Il lui resserre son appareil qui la gênait et dont elle se plaignait régulièrement, regarde Libreverset dans les yeux (Encoooooore!) et lui dit, devant Gertrude:
-Sincèrement et de vous à moi, si vous pensiez vieillir dans cet état, que feriez-vous?
Si Gertrude avait compris, je, pardon! Libreverset lui aurait mis illico son poing dans la tronche, mais Gertrude n'a pas compris!
-j'irais en Suisse? (c'est con comme réponse! Une Gertrude ne décide plus de rien du tout!)
Il repose la question à sa secrétaire qui a toujours dit pareil que lui, d'autant plus qu'il y a des chances pour qu'elle soit amoureuse, et qu'il s'en passe des choses dans les recoins obscurs, comme dans les films.
-Nous sommes bien d'accord. Elle vous fait travailler, elle me fait travailler, et rien ne vous prouve que ses enfants puissent l'aider à payer une institution ou qu'elle-même le puisse.
Ben voyons, songe Libreverset.
-Combien dépensent-ils et combien de temps passez-vous chez elle?
Libreverset lui répond, et lui ne dit plus rien. ça lui a cloué le bec mais pas longtemps.
-Vous avez du travail grâce à eux en tout cas.
Libreverset qui n'a pas assez de répartie pense qu'elle en ferait bien un autre de travail, et qu'il gagne bien plus à faire semblant de lui soigner les dents qu'elle à ramasser ses liquides et ses solides, à lui soigner ses ulcères, à lui déboucher les oreilles, à la faire marcher, à faire tout ce dont ses enfants ne supportent plus de faire, à la supporter tout simplement, et ce , pour un salaire modique.

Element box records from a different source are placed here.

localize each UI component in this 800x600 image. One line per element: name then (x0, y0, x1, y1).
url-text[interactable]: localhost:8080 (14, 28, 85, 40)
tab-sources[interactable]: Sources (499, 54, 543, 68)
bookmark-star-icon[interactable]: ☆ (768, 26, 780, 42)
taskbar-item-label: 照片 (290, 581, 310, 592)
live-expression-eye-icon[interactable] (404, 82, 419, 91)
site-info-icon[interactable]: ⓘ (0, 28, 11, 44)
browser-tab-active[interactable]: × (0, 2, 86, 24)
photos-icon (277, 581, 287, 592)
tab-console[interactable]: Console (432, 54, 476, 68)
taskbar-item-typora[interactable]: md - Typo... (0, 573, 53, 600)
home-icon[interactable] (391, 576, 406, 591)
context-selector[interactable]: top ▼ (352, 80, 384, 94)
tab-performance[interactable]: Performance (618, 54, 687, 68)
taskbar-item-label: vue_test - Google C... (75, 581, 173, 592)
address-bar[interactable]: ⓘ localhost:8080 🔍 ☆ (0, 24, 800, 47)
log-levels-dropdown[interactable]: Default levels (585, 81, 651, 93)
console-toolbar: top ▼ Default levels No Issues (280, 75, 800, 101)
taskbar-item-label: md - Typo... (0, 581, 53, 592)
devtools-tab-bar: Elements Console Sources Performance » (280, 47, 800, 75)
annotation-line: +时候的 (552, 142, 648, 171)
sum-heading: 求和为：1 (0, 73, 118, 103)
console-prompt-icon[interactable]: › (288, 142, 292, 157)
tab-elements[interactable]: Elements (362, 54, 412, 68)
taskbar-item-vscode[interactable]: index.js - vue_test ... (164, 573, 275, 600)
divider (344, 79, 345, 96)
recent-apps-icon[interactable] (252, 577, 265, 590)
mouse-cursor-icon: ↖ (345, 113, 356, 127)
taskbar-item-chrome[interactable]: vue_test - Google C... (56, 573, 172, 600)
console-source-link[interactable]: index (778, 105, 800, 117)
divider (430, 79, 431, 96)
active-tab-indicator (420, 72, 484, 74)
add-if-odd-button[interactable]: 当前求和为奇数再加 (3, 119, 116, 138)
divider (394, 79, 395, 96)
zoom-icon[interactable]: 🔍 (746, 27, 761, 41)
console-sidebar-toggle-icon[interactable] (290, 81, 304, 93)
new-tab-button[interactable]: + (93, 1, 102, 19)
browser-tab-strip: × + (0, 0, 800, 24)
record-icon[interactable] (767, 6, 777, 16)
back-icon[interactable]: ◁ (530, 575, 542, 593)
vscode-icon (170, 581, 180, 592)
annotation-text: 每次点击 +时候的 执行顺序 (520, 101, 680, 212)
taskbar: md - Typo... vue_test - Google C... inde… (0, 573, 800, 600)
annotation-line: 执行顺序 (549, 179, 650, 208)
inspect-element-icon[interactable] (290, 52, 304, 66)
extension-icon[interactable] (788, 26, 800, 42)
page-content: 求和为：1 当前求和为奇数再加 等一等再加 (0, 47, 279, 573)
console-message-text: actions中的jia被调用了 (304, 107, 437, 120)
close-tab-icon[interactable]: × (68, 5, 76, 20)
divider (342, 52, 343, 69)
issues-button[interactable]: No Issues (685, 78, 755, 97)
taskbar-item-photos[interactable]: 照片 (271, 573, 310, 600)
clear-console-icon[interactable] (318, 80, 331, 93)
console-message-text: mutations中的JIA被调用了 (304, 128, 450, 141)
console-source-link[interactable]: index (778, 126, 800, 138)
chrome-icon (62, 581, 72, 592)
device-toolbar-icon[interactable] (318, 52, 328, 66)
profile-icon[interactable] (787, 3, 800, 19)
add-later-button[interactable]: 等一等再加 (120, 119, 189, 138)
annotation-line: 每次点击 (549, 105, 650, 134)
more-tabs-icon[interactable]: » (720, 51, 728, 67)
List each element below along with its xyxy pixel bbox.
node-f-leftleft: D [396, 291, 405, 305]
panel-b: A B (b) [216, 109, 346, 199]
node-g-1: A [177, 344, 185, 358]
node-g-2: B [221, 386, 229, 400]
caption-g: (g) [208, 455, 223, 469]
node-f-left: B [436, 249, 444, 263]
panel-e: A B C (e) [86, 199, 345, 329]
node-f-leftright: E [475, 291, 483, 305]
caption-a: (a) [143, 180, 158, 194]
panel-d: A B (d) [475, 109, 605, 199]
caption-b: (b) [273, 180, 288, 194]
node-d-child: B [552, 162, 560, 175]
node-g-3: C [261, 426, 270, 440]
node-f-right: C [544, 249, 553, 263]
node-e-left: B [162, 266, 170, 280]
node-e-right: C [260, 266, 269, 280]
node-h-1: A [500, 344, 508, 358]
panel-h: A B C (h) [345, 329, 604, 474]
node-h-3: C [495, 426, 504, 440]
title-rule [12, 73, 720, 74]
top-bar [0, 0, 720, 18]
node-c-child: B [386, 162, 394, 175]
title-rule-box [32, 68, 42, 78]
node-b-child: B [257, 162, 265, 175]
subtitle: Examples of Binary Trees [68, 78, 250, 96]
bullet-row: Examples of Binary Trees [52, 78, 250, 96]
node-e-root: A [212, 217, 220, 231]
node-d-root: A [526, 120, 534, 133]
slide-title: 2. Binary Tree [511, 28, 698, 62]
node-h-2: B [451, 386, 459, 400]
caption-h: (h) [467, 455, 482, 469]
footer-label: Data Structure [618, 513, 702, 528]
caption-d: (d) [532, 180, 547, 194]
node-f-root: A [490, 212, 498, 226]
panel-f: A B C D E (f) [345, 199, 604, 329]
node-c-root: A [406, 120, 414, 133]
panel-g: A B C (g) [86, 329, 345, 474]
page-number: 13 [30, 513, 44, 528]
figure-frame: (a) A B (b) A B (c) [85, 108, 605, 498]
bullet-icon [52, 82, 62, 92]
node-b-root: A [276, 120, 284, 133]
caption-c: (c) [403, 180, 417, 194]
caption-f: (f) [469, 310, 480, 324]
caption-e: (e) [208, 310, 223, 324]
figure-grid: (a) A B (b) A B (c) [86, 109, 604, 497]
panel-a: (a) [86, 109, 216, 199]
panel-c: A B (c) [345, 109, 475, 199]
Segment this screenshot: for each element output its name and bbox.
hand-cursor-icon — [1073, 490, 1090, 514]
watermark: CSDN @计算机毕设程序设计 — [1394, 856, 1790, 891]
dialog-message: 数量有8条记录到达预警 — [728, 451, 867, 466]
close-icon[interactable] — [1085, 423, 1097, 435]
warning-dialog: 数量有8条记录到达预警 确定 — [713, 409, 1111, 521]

-Ne pensez-vous pas que si elle faisait un malaise là, enfin, non, plutôt dans la rue
Ben voyons! merci pour Libreverset qui doit veiller à la ramener en bon état!
Le problème, c'est que Gertrude ne veut pas du tout, elle, faire un malaise ou mourir, qu'elle aime encore rire même si c'est rare, qu'elle apprécie encore les crêpes! Et qu'elle est heureuse de voir grandir un peu ses petits enfants.
-Ne pensez-vous pas qu'un notaire devrait recueillir les demandes des personnes qui souhaiteraient partir avant d'arriver dans cet état? Il la regarde très amoureux. Enfin, elle y a cru Un centième de seconde!
-Ben, oui. C'est une bonne idée!
Elle songe (Mais on peut sauter du beffroi de la gare, ou du deuxième étage de la tour Eiffel pour être sûre de ne pas se rater, Où.... Evidemment, quand on veut donner ses organes, ce n'est pas l'idéal! Sur le fond oui, mais dans la pratique!
Comment décider du moment ou la personne souhaiterait mourir si elle a perdu la boule? A quel état de dépendance? Qui déciderait et pour qui?
Libreverset se rappelle des discours entendus dans sa propre famille, éliminer les handicapés par exemple. Depuis qu'ils ont une petite-fille handicapée, ils se sont un peu calmés d'ailleurs. Ils voient les choses différemment.
Libreverset est pour l'euthanasie, oui, mais uniquement décidée par des personnes complètement conscientes et pour elles-mêmes,et quand leurs souffrances ne peuvent être soulagées, sinon, ou va -t'on?
Gertrude n'a toujours rien compris, et le dentiste s'en doutait. Si elle avait compris, Libreverset lui aurait mis son poing dans la tronche. Libreverset aurait préféré que Gertude ait compris...
En sortant, Gertrude regarde Libreverset et lui chuchote à l'oreille:
-S'il est gentil! ce docteur. C'est le seul qui me fait la bise quand j'arrive et quand je repars.